First, the film adds a half-Indian son—one Hugh is not known to have had—to the hunting party. The ignominy of Glass’s betrayers is magnified by their killing of the boy as a prelude to their flight. The elaboration may simply reflect a directorial effort to heighten the potential for rage.

But there is more. The film is studded with hallucinated flash backs to Hugh’s married life to a Pawnee woman, the mother of their slain child, though there are no contemporary accounts of such a marriage. One of the flash backs shows her being killed in a military raid on her village, and Glass, to comfort their son, reassuring him that he will never leave him. When Glass crawls out of his grave and discovers his clearly murdered son, this should serve to bring his thirst for revenge to white heat.

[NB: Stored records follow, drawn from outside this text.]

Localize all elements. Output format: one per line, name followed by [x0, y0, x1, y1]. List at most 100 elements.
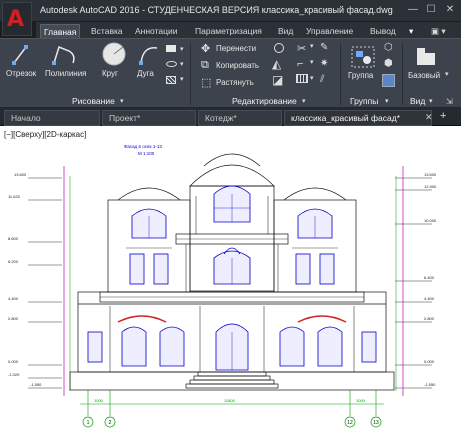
group-icon[interactable] — [350, 45, 376, 69]
level-left-9: -1.550 — [30, 382, 42, 387]
ellipse-dropdown-icon[interactable]: ▾ — [180, 60, 184, 68]
tab-classic-facade[interactable]: классика_красивый фасад* — [284, 110, 432, 126]
level-left-2: 11.620 — [8, 194, 21, 199]
modify-group-expand-icon[interactable]: ▾ — [302, 97, 306, 105]
level-right-1: 13.600 — [424, 172, 437, 177]
copy-icon[interactable]: ⧉ — [201, 59, 209, 72]
modify-group-title[interactable]: Редактирование — [232, 96, 297, 106]
tab-view[interactable]: Вид — [275, 24, 296, 38]
level-right-8: -1.550 — [424, 382, 436, 387]
minimize-icon[interactable]: — — [406, 3, 420, 17]
view-group-expand-icon[interactable]: ▾ — [429, 97, 433, 105]
trim-icon[interactable]: ✂ — [297, 42, 306, 55]
drawing-caption-1: Фасад в осях 1-13 — [124, 144, 162, 149]
title-bar: Autodesk AutoCAD 2016 - СТУДЕНЧЕСКАЯ ВЕР… — [0, 0, 461, 22]
ribbon-tab-row: Главная Вставка Аннотации Параметризация… — [36, 22, 461, 38]
base-view-label[interactable]: Базовый — [408, 71, 440, 80]
group-tool-label[interactable]: Группа — [348, 71, 373, 80]
group-select-icon[interactable] — [382, 74, 395, 87]
groups-expand-icon[interactable]: ▾ — [385, 97, 389, 105]
autocad-logo-icon: A — [7, 7, 25, 32]
arc-tool-label[interactable]: Дуга — [137, 69, 154, 78]
maximize-icon[interactable]: ☐ — [424, 3, 438, 17]
stretch-tool-label[interactable]: Растянуть — [216, 78, 254, 87]
hatch-dropdown-icon[interactable]: ▾ — [180, 75, 184, 83]
erase-icon[interactable]: ✎ — [320, 42, 328, 53]
tab-project[interactable]: Проект* — [102, 110, 196, 126]
trim-dropdown-icon[interactable]: ▾ — [310, 42, 314, 50]
ungroup-icon[interactable]: ⬡ — [384, 42, 393, 53]
base-view-icon[interactable] — [415, 45, 437, 67]
hatch-tool-icon[interactable] — [166, 76, 176, 84]
level-left-4: 6.200 — [8, 259, 19, 264]
tab-cottage[interactable]: Котедж* — [198, 110, 282, 126]
arc-tool-icon[interactable] — [138, 43, 160, 67]
groups-group-title[interactable]: Группы — [350, 96, 378, 106]
axis-label-2: 2 — [109, 420, 112, 426]
tab-home[interactable]: Главная — [40, 24, 81, 38]
left-level-marks — [28, 177, 62, 389]
draw-group-expand-icon[interactable]: ▾ — [120, 97, 124, 105]
copy-tool-label[interactable]: Копировать — [216, 61, 259, 70]
stretch-icon[interactable]: ⬚ — [201, 76, 211, 89]
array-icon[interactable] — [296, 74, 308, 83]
level-right-2: 12.900 — [424, 184, 437, 189]
panel-options-icon[interactable]: ⇲ — [446, 97, 453, 106]
fillet-dropdown-icon[interactable]: ▾ — [310, 58, 314, 66]
tab-annotate[interactable]: Аннотации — [132, 24, 181, 38]
tab-parametric[interactable]: Параметризация — [192, 24, 265, 38]
polyline-tool-label[interactable]: Полилиния — [45, 69, 87, 78]
facade-drawing: Фасад в осях 1-13 М 1:100 13.600 11.620 … — [8, 144, 437, 428]
level-right-4: 6.400 — [424, 275, 435, 280]
tab-start[interactable]: Начало — [4, 110, 100, 126]
tab-insert[interactable]: Вставка — [88, 24, 126, 38]
level-left-8: -1.020 — [8, 372, 20, 377]
drawing-canvas[interactable]: [−][Сверху][2D-каркас] Фасад в осях 1-13… — [0, 126, 461, 433]
fillet-icon[interactable]: ⌐ — [297, 58, 303, 70]
close-icon[interactable]: ✕ — [443, 3, 457, 17]
axis-label-12: 12 — [347, 420, 353, 426]
dim-bottom-2: 11500 — [224, 398, 236, 403]
application-menu-button[interactable]: A — [2, 2, 32, 36]
level-right-3: 10.000 — [424, 218, 437, 223]
tab-overflow-icon[interactable]: ▾ — [406, 24, 416, 38]
ellipse-tool-icon[interactable] — [166, 61, 177, 67]
close-tab-icon[interactable]: ✕ — [425, 112, 433, 123]
group-edit-icon[interactable]: ⬢ — [384, 58, 393, 69]
draw-group-title[interactable]: Рисование — [72, 96, 115, 106]
rectangle-dropdown-icon[interactable]: ▾ — [180, 45, 184, 53]
axis-label-13: 13 — [373, 420, 379, 426]
ribbon-separator — [190, 43, 191, 105]
tab-collapse-icon[interactable]: ▣ ▾ — [428, 24, 449, 38]
polyline-tool-icon[interactable] — [51, 43, 79, 67]
base-view-dropdown-icon[interactable]: ▾ — [445, 70, 449, 78]
level-left-3: 8.600 — [8, 236, 19, 241]
tab-output[interactable]: Вывод — [367, 24, 399, 38]
level-right-5: 4.400 — [424, 296, 435, 301]
explode-icon[interactable]: ✷ — [320, 58, 328, 69]
line-tool-icon[interactable] — [11, 41, 29, 67]
move-icon[interactable]: ✥ — [201, 42, 210, 55]
axis-label-1: 1 — [87, 420, 90, 426]
offset-icon[interactable]: ⫽ — [320, 74, 324, 85]
mirror-icon[interactable]: ◭ — [272, 57, 281, 71]
line-tool-label[interactable]: Отрезок — [6, 69, 36, 78]
ribbon-separator — [402, 43, 403, 105]
document-tab-bar: Начало Проект* Котедж* классика_красивый… — [0, 108, 461, 126]
tab-manage[interactable]: Управление — [303, 24, 356, 38]
drawing-caption-2: М 1:100 — [138, 151, 155, 156]
circle-tool-icon[interactable] — [101, 41, 127, 67]
new-tab-icon[interactable]: + — [440, 110, 446, 122]
array-dropdown-icon[interactable]: ▾ — [310, 74, 314, 82]
rectangle-tool-icon[interactable] — [166, 45, 176, 52]
level-right-7: 0.000 — [424, 359, 435, 364]
rotate-icon[interactable] — [274, 43, 284, 53]
level-left-1: 13.600 — [14, 172, 27, 177]
scale-icon[interactable]: ◪ — [272, 73, 283, 87]
circle-tool-label[interactable]: Круг — [102, 69, 118, 78]
view-group-title[interactable]: Вид — [410, 96, 425, 106]
level-left-6: 2.800 — [8, 316, 19, 321]
level-left-5: 4.400 — [8, 296, 19, 301]
move-tool-label[interactable]: Перенести — [216, 44, 256, 53]
level-left-7: 0.000 — [8, 359, 19, 364]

However, marring the narrative thrust of the film, in the biopic as in fact, after the gut-wrenching effort to track down his betrayers, Glass fails to revenge himself. He forgives one of the pair that abandoned him and leaves revenge on the second “to God.”

Perhaps to provide adequate closure, the film ends with another revenant, a hallucinated ghost of Glass’s wife beckons him to follow her.

I think the hokeyness of this ending reflects the movie maker’s feeling troubled by questions about Glass’s motivation.

In reflecting on just those questions, I was reminded of Primo Levi’s, Survival In Auschwitz. In concentration camps, too, survivors were faced with “crushingly superior” forces that only very few were able to survive. Levi described the musselmann, who slumped into helplessly apathetic surrender, and survivors, who held on to agency, who managed to invoke control over some corner of their otherwise hopeless situation. A minor callisthenic, a mental ritual, anything to demonstrate their will, their control of self, their human selfhood, potentiated survival against overwhelming odds.

Psychoanalysis has paid scant attention to this aspect of what might be called positive psychology. Maybe modern amenities cushion us sufficiently to predispose us to that omission. Maybe Hugh Glass reminds us of agency’s importance.